Another occasional re-post that continues to be relevant today. According to the latest USDA report, 14.3% of Texas households (one in seven) experienced food insecurity in the years 2014-2016. Texas was one of just fifteen states with higher food insecurity than the nation during this period. In raw numbers, 1.4 million Texas households were food insecure, more than almost any other state.
For the sake of context, I had my knee scoped in August, 2006...
One of the benefits to sitting with my leg propped up is that I have time to get caught up on some reading. One of the drawbacks to getting caught up on some reading is that the content can be troublesome. One of my catch-up books is Loretta Schwartz-Nobel's Growing Up Empty - this month's selection for the Urban Engagement Book Club.
Growing Up Empty is a series of stories of people in America who face hunger on a daily basis. The author tells their stories in their own words - from the wife of the doctor who left her and 3 children for another woman to the soldier's family living in military housing to the janitor working for minimum wage - These are the stories of people who cannot afford to feed themselves and their dependents.
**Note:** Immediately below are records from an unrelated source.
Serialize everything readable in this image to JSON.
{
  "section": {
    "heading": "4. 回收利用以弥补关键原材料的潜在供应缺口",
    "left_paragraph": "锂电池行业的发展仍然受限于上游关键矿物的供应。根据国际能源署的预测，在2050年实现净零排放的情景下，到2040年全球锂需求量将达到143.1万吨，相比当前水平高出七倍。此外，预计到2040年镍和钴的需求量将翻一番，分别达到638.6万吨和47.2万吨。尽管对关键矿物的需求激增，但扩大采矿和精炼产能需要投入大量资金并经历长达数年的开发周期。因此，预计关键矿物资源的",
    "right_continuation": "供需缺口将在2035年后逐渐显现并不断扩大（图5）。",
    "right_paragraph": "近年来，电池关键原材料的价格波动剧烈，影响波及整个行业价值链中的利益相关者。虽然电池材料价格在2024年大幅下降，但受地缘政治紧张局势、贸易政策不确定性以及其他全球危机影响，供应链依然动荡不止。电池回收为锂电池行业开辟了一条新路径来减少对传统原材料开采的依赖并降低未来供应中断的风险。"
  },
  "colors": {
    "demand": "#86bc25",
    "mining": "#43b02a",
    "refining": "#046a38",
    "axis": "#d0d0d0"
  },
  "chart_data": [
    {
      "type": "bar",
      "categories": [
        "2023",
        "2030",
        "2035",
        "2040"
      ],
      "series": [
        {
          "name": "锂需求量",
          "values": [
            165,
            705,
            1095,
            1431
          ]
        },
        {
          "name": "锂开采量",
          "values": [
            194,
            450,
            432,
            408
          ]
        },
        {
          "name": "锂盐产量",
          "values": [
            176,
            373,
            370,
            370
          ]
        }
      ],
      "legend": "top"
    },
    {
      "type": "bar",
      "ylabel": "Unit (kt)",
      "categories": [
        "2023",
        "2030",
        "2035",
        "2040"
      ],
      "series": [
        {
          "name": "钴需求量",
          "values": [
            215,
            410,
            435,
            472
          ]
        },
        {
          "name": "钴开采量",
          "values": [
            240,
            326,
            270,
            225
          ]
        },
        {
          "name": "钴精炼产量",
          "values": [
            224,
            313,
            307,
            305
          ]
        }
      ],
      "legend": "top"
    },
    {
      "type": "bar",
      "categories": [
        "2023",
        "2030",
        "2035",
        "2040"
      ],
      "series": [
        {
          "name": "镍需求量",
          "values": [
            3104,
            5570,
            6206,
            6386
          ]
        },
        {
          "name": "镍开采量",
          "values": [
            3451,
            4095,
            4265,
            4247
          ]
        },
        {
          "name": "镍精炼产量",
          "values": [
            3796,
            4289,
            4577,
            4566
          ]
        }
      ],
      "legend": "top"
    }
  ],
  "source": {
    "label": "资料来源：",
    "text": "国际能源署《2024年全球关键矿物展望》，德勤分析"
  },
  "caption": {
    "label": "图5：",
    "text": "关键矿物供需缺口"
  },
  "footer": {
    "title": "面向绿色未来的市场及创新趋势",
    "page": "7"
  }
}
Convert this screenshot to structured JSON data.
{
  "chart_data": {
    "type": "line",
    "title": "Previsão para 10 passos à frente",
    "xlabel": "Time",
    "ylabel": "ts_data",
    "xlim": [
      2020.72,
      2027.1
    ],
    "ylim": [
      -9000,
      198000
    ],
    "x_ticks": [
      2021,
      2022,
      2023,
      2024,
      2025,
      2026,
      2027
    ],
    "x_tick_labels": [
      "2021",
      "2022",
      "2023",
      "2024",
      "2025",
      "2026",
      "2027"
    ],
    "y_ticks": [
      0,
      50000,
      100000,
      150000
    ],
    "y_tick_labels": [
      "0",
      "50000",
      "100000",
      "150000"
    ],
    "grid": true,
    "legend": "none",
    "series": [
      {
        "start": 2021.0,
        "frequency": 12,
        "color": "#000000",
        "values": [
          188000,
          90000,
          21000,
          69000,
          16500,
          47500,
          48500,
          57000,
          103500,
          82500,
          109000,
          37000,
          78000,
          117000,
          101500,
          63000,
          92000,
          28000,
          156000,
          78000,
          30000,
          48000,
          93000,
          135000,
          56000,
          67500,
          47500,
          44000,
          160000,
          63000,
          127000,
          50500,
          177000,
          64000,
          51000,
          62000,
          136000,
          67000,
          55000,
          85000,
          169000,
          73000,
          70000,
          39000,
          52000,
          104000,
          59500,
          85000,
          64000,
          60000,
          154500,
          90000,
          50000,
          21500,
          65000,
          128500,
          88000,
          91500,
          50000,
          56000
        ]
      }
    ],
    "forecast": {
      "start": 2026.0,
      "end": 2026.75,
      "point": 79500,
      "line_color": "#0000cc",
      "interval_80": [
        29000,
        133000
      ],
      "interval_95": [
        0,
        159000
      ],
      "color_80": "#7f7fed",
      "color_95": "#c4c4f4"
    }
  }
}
Some fast facts about hunger (from the Center on Poverty and Hunger - Brandeis University)
Food insecurity occurs whenever the availability of nutritionally adequate and safe food, or the ability to acquire acceptable foods in socially acceptable ways, is limited or uncertain. As we talk about politics, education, or religion, somehow feeding the hungry must be a part of that conversation. "For as you have done to the least of these, so have you done to me also."